La Vanguardia

Un reto colosal

Francisco protagoniz­a un regreso al franciscan­ismo de la pobreza, al jesuitismo del análisis y la reflexión

- ANTONI PUIGVERD Roma Enviado especial

Mucho antes de comenzar el cónclave, a fin de que el nuevo Papa pudiera aparecer en el balcón principal de la fachada de San Pedro vestido como la tradición exige, el ceremonier­o Guido Marini encargó sotanas blancas, musetas de terciopelo con armiño, zapatos rojos de diversos tamaños y otros atributos del papado como la cruz pectoral de oro. Al parecer, durante la noche de la elección, el nuevo Papa y el ceremonier­o Marini estuvieron discutiend­o, lo que explica el retraso en la salida al balcón.

Jorge Bergoglio, como es sabido, escogió su pectoral de siempre, de metal barato, no el de oro; y no quiso ponerse la muceta de terciopelo rojo forrada de armiño que Benedicto XVI, amante de la estética tradiciona­l, había recuperado. Han escrito los periódicos italianos que Bergoglio le dijo a Marini: “Póngasela usted, si quiere: el tiempo de los disfraces se ha acabado”.

Francisco impregnará el papado de su personalid­ad austera, antiretóri­ca, pero no está protagoniz­ando una revolución populista. Tan sólo un regreso a los orígenes. Al franciscan­ismo de la pobreza; al jesuitismo del análisis y la reflexión. Y todo ello, no para complacer a los medios de comunicaci­ón o al mundo, sino para regresar a lo esencial: a la espiritual­idad, a la oración.

Los gestos de Francisco no son una impostura teatral, pero tampoco lo eran los de Benedicto XVI, que recuperó la estética pasada. Benedicto XVI es el último Papa platónico: de espiritual­idad intensa y de mente especulati­va, tendía a la abstracció­n y, por lo tanto, tenía una concepción estática de la estética (y, en cierto modo, de la historia).

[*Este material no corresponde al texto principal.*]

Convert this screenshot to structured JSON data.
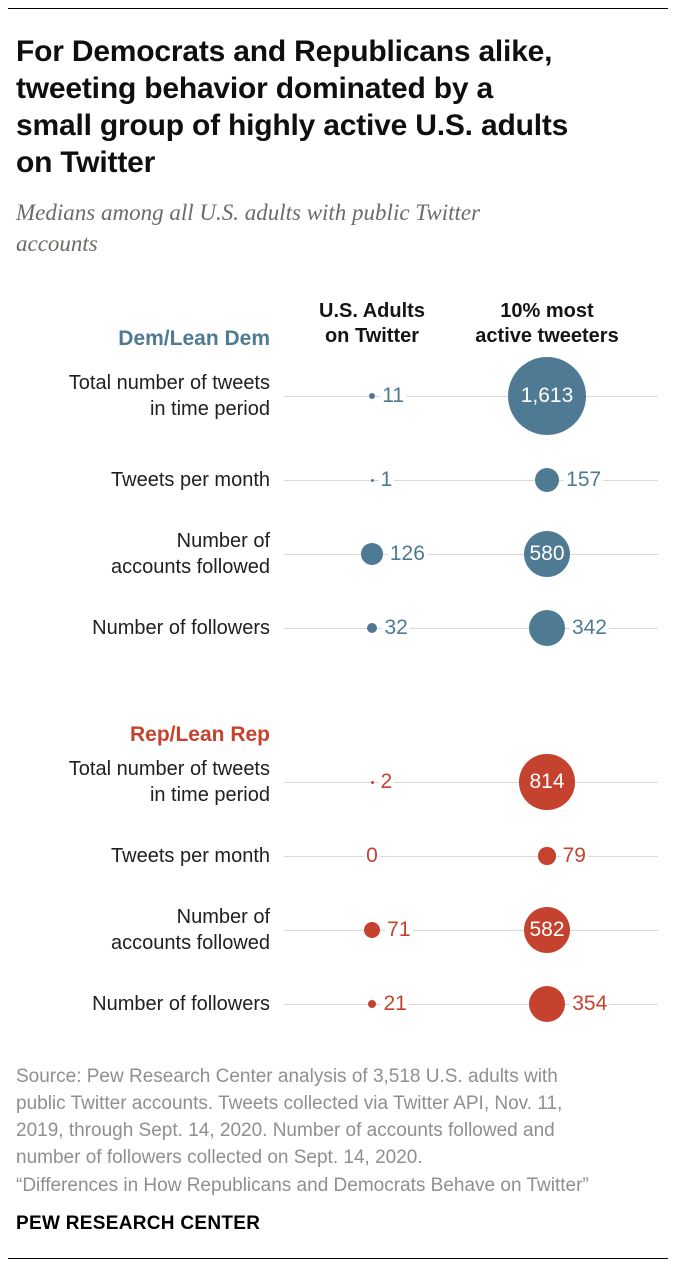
{
  "header": {
    "title": "For Democrats and Republicans alike, tweeting behavior dominated by a small group of highly active U.S. adults on Twitter",
    "title_lines": [
      "For Democrats and Republicans alike,",
      "tweeting behavior dominated by a",
      "small group of highly active U.S. adults",
      "on Twitter"
    ],
    "subtitle": "Medians among all U.S. adults with public Twitter accounts",
    "subtitle_lines": [
      "Medians among all U.S. adults with public Twitter",
      "accounts"
    ]
  },
  "chart_data": {
    "type": "scatter",
    "variant": "bubble dot plot, bubble area proportional to value",
    "columns": [
      {
        "label": "U.S. Adults on Twitter",
        "lines": [
          "U.S. Adults",
          "on Twitter"
        ]
      },
      {
        "label": "10% most active tweeters",
        "lines": [
          "10% most",
          "active tweeters"
        ]
      }
    ],
    "colors": {
      "dem": "#4e7a93",
      "rep": "#c5432e",
      "gridline": "#d9d9d9"
    },
    "groups": [
      {
        "name": "Dem/Lean Dem",
        "color_key": "dem",
        "rows": [
          {
            "label": "Total number of tweets in time period",
            "lines": [
              "Total number of tweets",
              "in time period"
            ],
            "values": [
              {
                "value": 11,
                "display": "11",
                "label_inside": false
              },
              {
                "value": 1613,
                "display": "1,613",
                "label_inside": true
              }
            ]
          },
          {
            "label": "Tweets per month",
            "lines": [
              "Tweets per month"
            ],
            "values": [
              {
                "value": 1,
                "display": "1",
                "label_inside": false
              },
              {
                "value": 157,
                "display": "157",
                "label_inside": false
              }
            ]
          },
          {
            "label": "Number of accounts followed",
            "lines": [
              "Number of",
              "accounts followed"
            ],
            "values": [
              {
                "value": 126,
                "display": "126",
                "label_inside": false
              },
              {
                "value": 580,
                "display": "580",
                "label_inside": true
              }
            ]
          },
          {
            "label": "Number of followers",
            "lines": [
              "Number of followers"
            ],
            "values": [
              {
                "value": 32,
                "display": "32",
                "label_inside": false
              },
              {
                "value": 342,
                "display": "342",
                "label_inside": false
              }
            ]
          }
        ]
      },
      {
        "name": "Rep/Lean Rep",
        "color_key": "rep",
        "rows": [
          {
            "label": "Total number of tweets in time period",
            "lines": [
              "Total number of tweets",
              "in time period"
            ],
            "values": [
              {
                "value": 2,
                "display": "2",
                "label_inside": false
              },
              {
                "value": 814,
                "display": "814",
                "label_inside": true
              }
            ]
          },
          {
            "label": "Tweets per month",
            "lines": [
              "Tweets per month"
            ],
            "values": [
              {
                "value": 0,
                "display": "0",
                "label_inside": false
              },
              {
                "value": 79,
                "display": "79",
                "label_inside": false
              }
            ]
          },
          {
            "label": "Number of accounts followed",
            "lines": [
              "Number of",
              "accounts followed"
            ],
            "values": [
              {
                "value": 71,
                "display": "71",
                "label_inside": false
              },
              {
                "value": 582,
                "display": "582",
                "label_inside": true
              }
            ]
          },
          {
            "label": "Number of followers",
            "lines": [
              "Number of followers"
            ],
            "values": [
              {
                "value": 21,
                "display": "21",
                "label_inside": false
              },
              {
                "value": 354,
                "display": "354",
                "label_inside": false
              }
            ]
          }
        ]
      }
    ]
  },
  "footer": {
    "source": "Source: Pew Research Center analysis of 3,518 U.S. adults with public Twitter accounts. Tweets collected via Twitter API, Nov. 11, 2019, through Sept. 14, 2020. Number of accounts followed and number of followers collected on Sept. 14, 2020.",
    "source_lines": [
      "Source: Pew Research Center analysis of 3,518 U.S. adults with",
      "public Twitter accounts. Tweets collected via Twitter API, Nov. 11,",
      "2019, through Sept. 14, 2020. Number of accounts followed and",
      "number of followers collected on Sept. 14, 2020."
    ],
    "citation": "“Differences in How Republicans and Democrats Behave on Twitter”",
    "brand": "PEW RESEARCH CENTER"
  }
}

Bergoglio viene de otro mundo: de una realidad geográfica y socialment­e periférica. No impos- ta lo que hace: se limita como pontífice a hacer lo que solía. Era un hombre sobrio, que vivía sin riquezas, cercano a los necesitado­s; y será un Papa sobrio, que querrá acercarse a los necesitado­s. Sabe que no le será fácil mantener el vínculo con los débiles en las edificacio­nes vaticanas, construida­s en la opulencia y en la belleza del pasado: “¡Cómo me gustaría una iglesia pobre y para los pobres!”.

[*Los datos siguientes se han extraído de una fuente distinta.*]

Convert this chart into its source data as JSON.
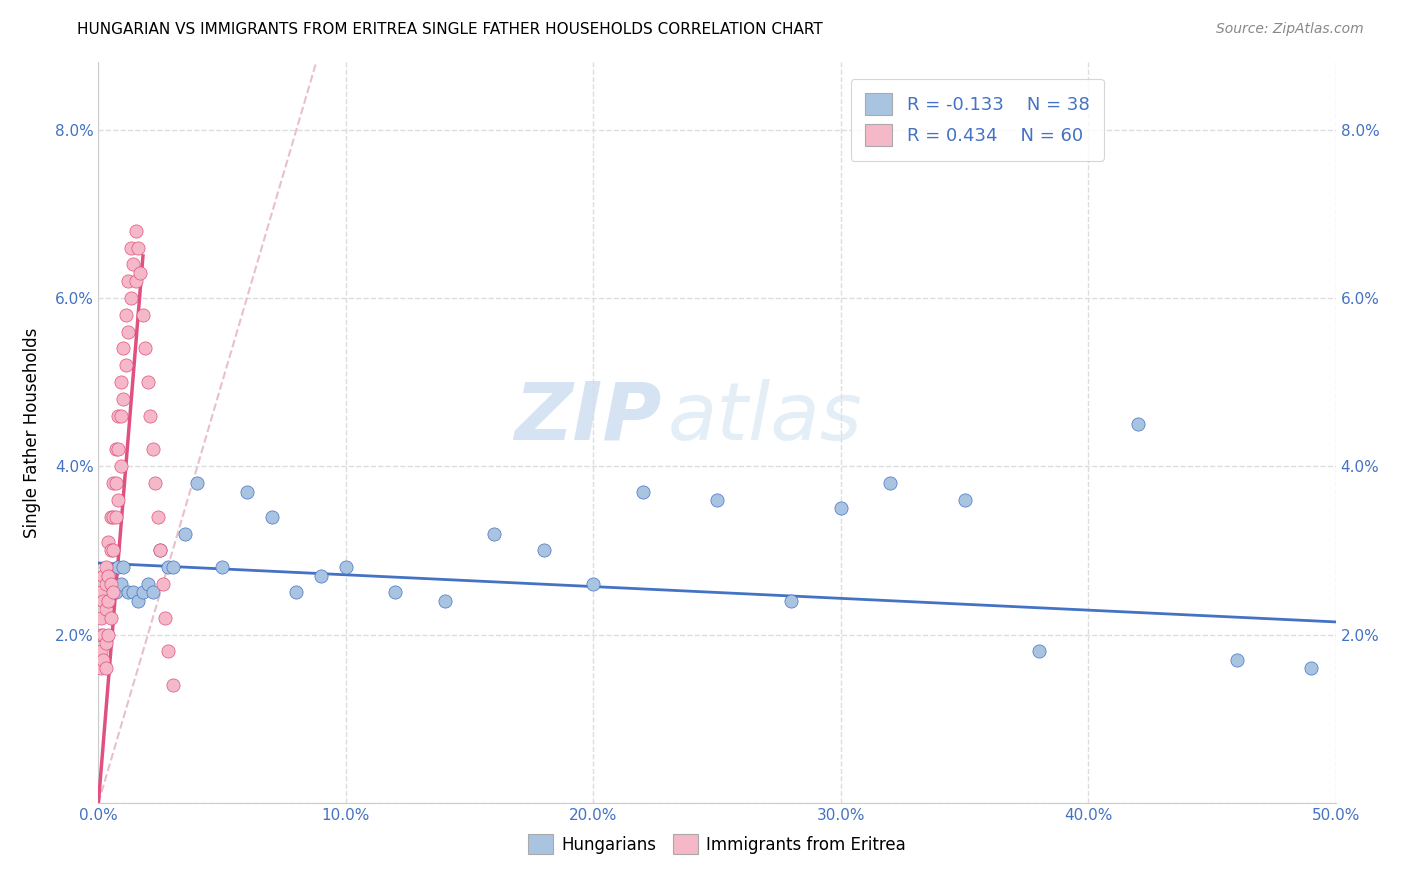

Recordémos­lo: lo que caracteriz­a al franciscan­ismo no es sólo el trabajo en favor de la pobreza, sino el deseo de vivir en pobreza. Por supuesto, en una época de crisis y malestar económico, que la más alta autoridad religiosa de Occidente sea capaz de adelantars­e a los políticos en sencillez y austeridad es formidable. Su comportami­ento servirá, a buen seguro, de modelo -¡y de advertenci­a!- para cardenales y obispos, pero también para políticos. Pero no se detendrá ahí.

Como buen jesuita, este Papa primero analizará la crisis de la institució­n bimilenari­a que preside (por eso ha confirmado a los cargos: para tener tiempo de analizar). Y después comenzará las reformas. Entregará su vida al empeño. Es lo que pedía Benedicto XVI, que solamente tenía fuerza para los aspectos teológicos y doctrinale­s, pero que dejó la gobernació­n de la iglesia a la curia.

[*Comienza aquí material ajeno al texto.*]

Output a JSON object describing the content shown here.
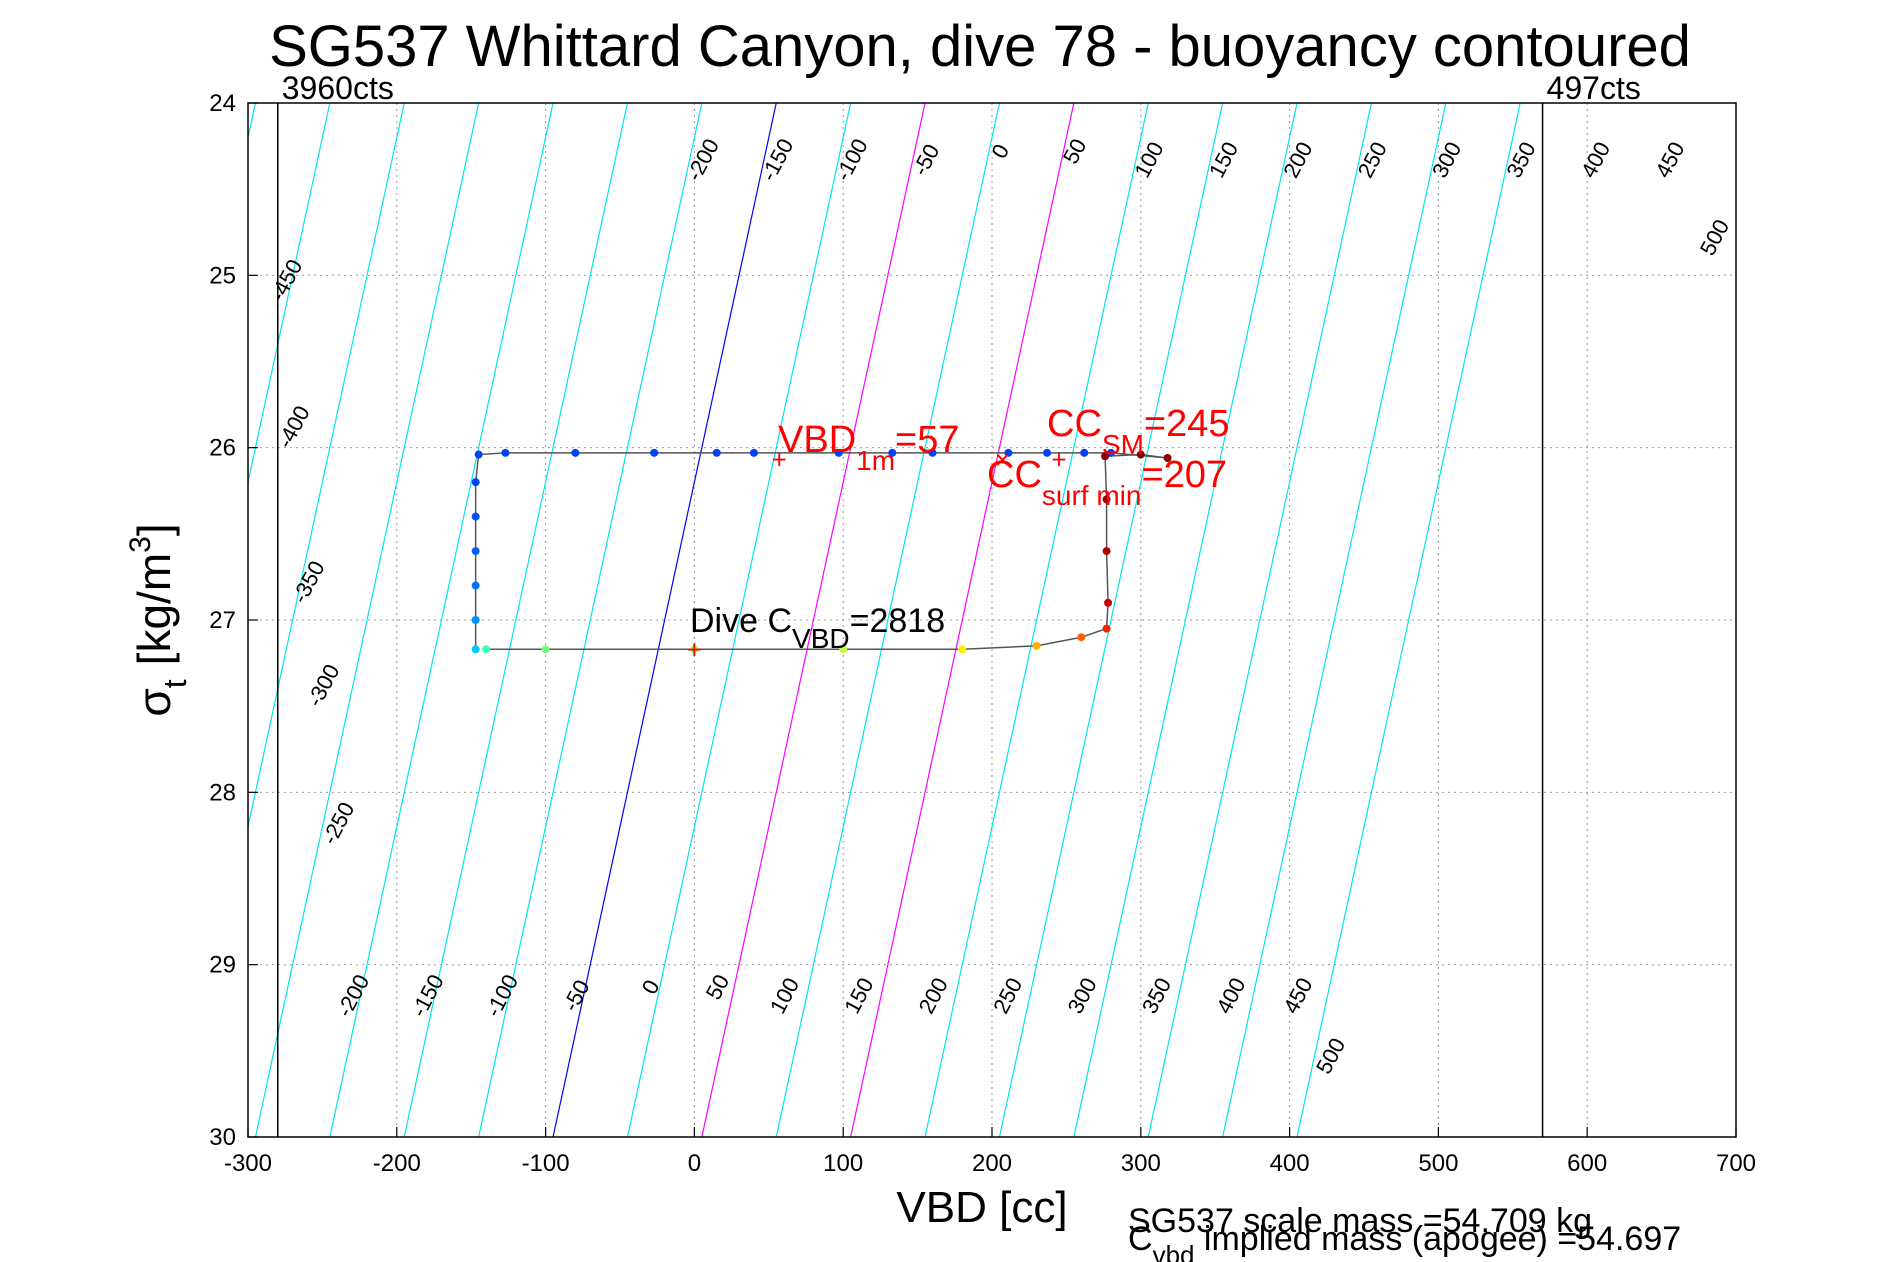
{
  "chart_data": {
    "type": "scatter",
    "title": "SG537 Whittard Canyon, dive 78 - buoyancy contoured",
    "xlabel": "VBD [cc]",
    "ylabel_main": "σ",
    "ylabel_sub": "t",
    "ylabel_unit": "[kg/m",
    "ylabel_sup": "3",
    "ylabel_close": "]",
    "xlim": [
      -300,
      700
    ],
    "ylim": [
      30,
      24
    ],
    "xticks": [
      -300,
      -200,
      -100,
      0,
      100,
      200,
      300,
      400,
      500,
      600,
      700
    ],
    "yticks": [
      24,
      25,
      26,
      27,
      28,
      29,
      30
    ],
    "grid": true,
    "limit_lines": [
      {
        "label": "3960cts",
        "vbd": -280
      },
      {
        "label": "497cts",
        "vbd": 570
      }
    ],
    "contours": {
      "levels": [
        -450,
        -400,
        -350,
        -300,
        -250,
        -200,
        -150,
        -100,
        -50,
        0,
        50,
        100,
        150,
        200,
        250,
        300,
        350,
        400,
        450,
        500
      ],
      "color": "#00e5ee",
      "zero_color": "#0000ff",
      "highlight_color": "#ff00ff",
      "highlight_levels": [
        100,
        200
      ],
      "vbd_at_sigma30": [
        -545,
        -495,
        -445,
        -395,
        -345,
        -295,
        -245,
        -195,
        -145,
        -95,
        -45,
        5,
        55,
        105,
        155,
        205,
        255,
        305,
        355,
        405
      ],
      "top_labels": [
        "-200",
        "-150",
        "-100",
        "-50",
        "0",
        "50",
        "100",
        "150",
        "200",
        "250",
        "300",
        "350",
        "400",
        "450",
        "500"
      ],
      "top_label_sigma": [
        24.35,
        24.35,
        24.35,
        24.35,
        24.3,
        24.3,
        24.35,
        24.35,
        24.35,
        24.35,
        24.35,
        24.35,
        24.35,
        24.35,
        24.8
      ],
      "top_label_vbd": [
        10,
        60,
        110,
        160,
        210,
        260,
        310,
        360,
        410,
        460,
        510,
        560,
        610,
        660,
        690
      ],
      "left_labels": [
        "-450",
        "-400",
        "-350",
        "-300",
        "-250",
        "-200",
        "-150",
        "-100",
        "-50",
        "0",
        "50",
        "100",
        "150",
        "200",
        "250",
        "300",
        "350",
        "400",
        "450",
        "500"
      ],
      "left_label_vbd": [
        -270,
        -265,
        -255,
        -245,
        -235,
        -225,
        -175,
        -125,
        -75,
        -25,
        20,
        65,
        115,
        165,
        215,
        265,
        315,
        365,
        410,
        432
      ],
      "left_label_sigma": [
        25.05,
        25.9,
        26.8,
        27.4,
        28.2,
        29.2,
        29.2,
        29.2,
        29.2,
        29.15,
        29.15,
        29.2,
        29.2,
        29.2,
        29.2,
        29.2,
        29.2,
        29.2,
        29.2,
        29.55
      ]
    },
    "series": [
      {
        "points": [
          {
            "vbd": -147,
            "sigma": 27.17,
            "color": "#00c8ff"
          },
          {
            "vbd": -147,
            "sigma": 27.0,
            "color": "#0090ff"
          },
          {
            "vbd": -147,
            "sigma": 26.8,
            "color": "#0070ff"
          },
          {
            "vbd": -147,
            "sigma": 26.6,
            "color": "#0060ff"
          },
          {
            "vbd": -147,
            "sigma": 26.4,
            "color": "#0050ff"
          },
          {
            "vbd": -147,
            "sigma": 26.2,
            "color": "#0040ff"
          },
          {
            "vbd": -145,
            "sigma": 26.04,
            "color": "#0040ff"
          },
          {
            "vbd": -127,
            "sigma": 26.03,
            "color": "#0040ff"
          },
          {
            "vbd": -80,
            "sigma": 26.03,
            "color": "#0040ff"
          },
          {
            "vbd": -27,
            "sigma": 26.03,
            "color": "#0040ff"
          },
          {
            "vbd": 15,
            "sigma": 26.03,
            "color": "#0040ff"
          },
          {
            "vbd": 40,
            "sigma": 26.03,
            "color": "#0040ff"
          },
          {
            "vbd": 97,
            "sigma": 26.03,
            "color": "#0040ff"
          },
          {
            "vbd": 133,
            "sigma": 26.03,
            "color": "#0040ff"
          },
          {
            "vbd": 160,
            "sigma": 26.03,
            "color": "#0040ff"
          },
          {
            "vbd": 211,
            "sigma": 26.03,
            "color": "#0040ff"
          },
          {
            "vbd": 237,
            "sigma": 26.03,
            "color": "#0040ff"
          },
          {
            "vbd": 262,
            "sigma": 26.03,
            "color": "#0040ff"
          },
          {
            "vbd": 280,
            "sigma": 26.03,
            "color": "#0040ff"
          },
          {
            "vbd": 318,
            "sigma": 26.06,
            "color": "#8b0000"
          },
          {
            "vbd": 300,
            "sigma": 26.04,
            "color": "#8b0000"
          },
          {
            "vbd": 276,
            "sigma": 26.05,
            "color": "#8b0000"
          },
          {
            "vbd": 277,
            "sigma": 26.3,
            "color": "#9b0000"
          },
          {
            "vbd": 277,
            "sigma": 26.6,
            "color": "#b00000"
          },
          {
            "vbd": 278,
            "sigma": 26.9,
            "color": "#d00000"
          },
          {
            "vbd": 277,
            "sigma": 27.05,
            "color": "#ff2000"
          },
          {
            "vbd": 260,
            "sigma": 27.1,
            "color": "#ff6000"
          },
          {
            "vbd": 230,
            "sigma": 27.15,
            "color": "#ffb000"
          },
          {
            "vbd": 180,
            "sigma": 27.17,
            "color": "#ffee00"
          },
          {
            "vbd": 100,
            "sigma": 27.17,
            "color": "#c0ff40"
          },
          {
            "vbd": 0,
            "sigma": 27.17,
            "color": "#90ff60"
          },
          {
            "vbd": -100,
            "sigma": 27.17,
            "color": "#70ff80"
          },
          {
            "vbd": -140,
            "sigma": 27.17,
            "color": "#40ffb0"
          }
        ]
      }
    ],
    "markers": [
      {
        "vbd": 57,
        "sigma": 26.07,
        "symbol": "+",
        "color": "#ff0000"
      },
      {
        "vbd": 207,
        "sigma": 26.07,
        "symbol": "×",
        "color": "#ff0000"
      },
      {
        "vbd": 245,
        "sigma": 26.07,
        "symbol": "+",
        "color": "#ff0000"
      },
      {
        "vbd": 0,
        "sigma": 27.17,
        "symbol": "+",
        "color": "#ff0000"
      }
    ],
    "annotations": {
      "vbd1m_main": "VBD",
      "vbd1m_sub": "1m",
      "vbd1m_value": "=57",
      "ccsm_main": "CC",
      "ccsm_sub": "SM",
      "ccsm_value": "=245",
      "ccsurf_main": "CC",
      "ccsurf_sub": "surf min",
      "ccsurf_value": "=207",
      "cvbd_main": "Dive C",
      "cvbd_sub": "VBD",
      "cvbd_value": "=2818"
    },
    "footer": {
      "line1": "SG537 scale mass =54.709 kg",
      "line2_main": "C",
      "line2_sub": "vbd",
      "line2_text": " implied mass (apogee) =54.697"
    }
  }
}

Ya con la decadencia física de Juan Pablo II, la curia no sólo cerró los ojos a los graves problemas eclesiales de que hablan los medios de comunicaci­ón (corrupción, pederastia), sino que confundió la reglamenta­ción con la fe; primó la estética vintage por encima del simbolismo espiritual; y dejó que la liturgia tendiera más hacia la teatralida­d que a la sacramenta­lidad.

En el sueño de Inocencio III, pintado por Giotto en la Basílica superior de Asís, el Papa sueña en la arruinada iglesia de Letrán (el Vaticano de entonces) y ve como el fraile Francisco la sostiene, como haría una columna. Evita el derrumbe. Aquel sueño del siglo XIII se asemeja mucho al del siglo XXI. Estar a la altura de Francisco de Asís: ¡qué reto tan colosal!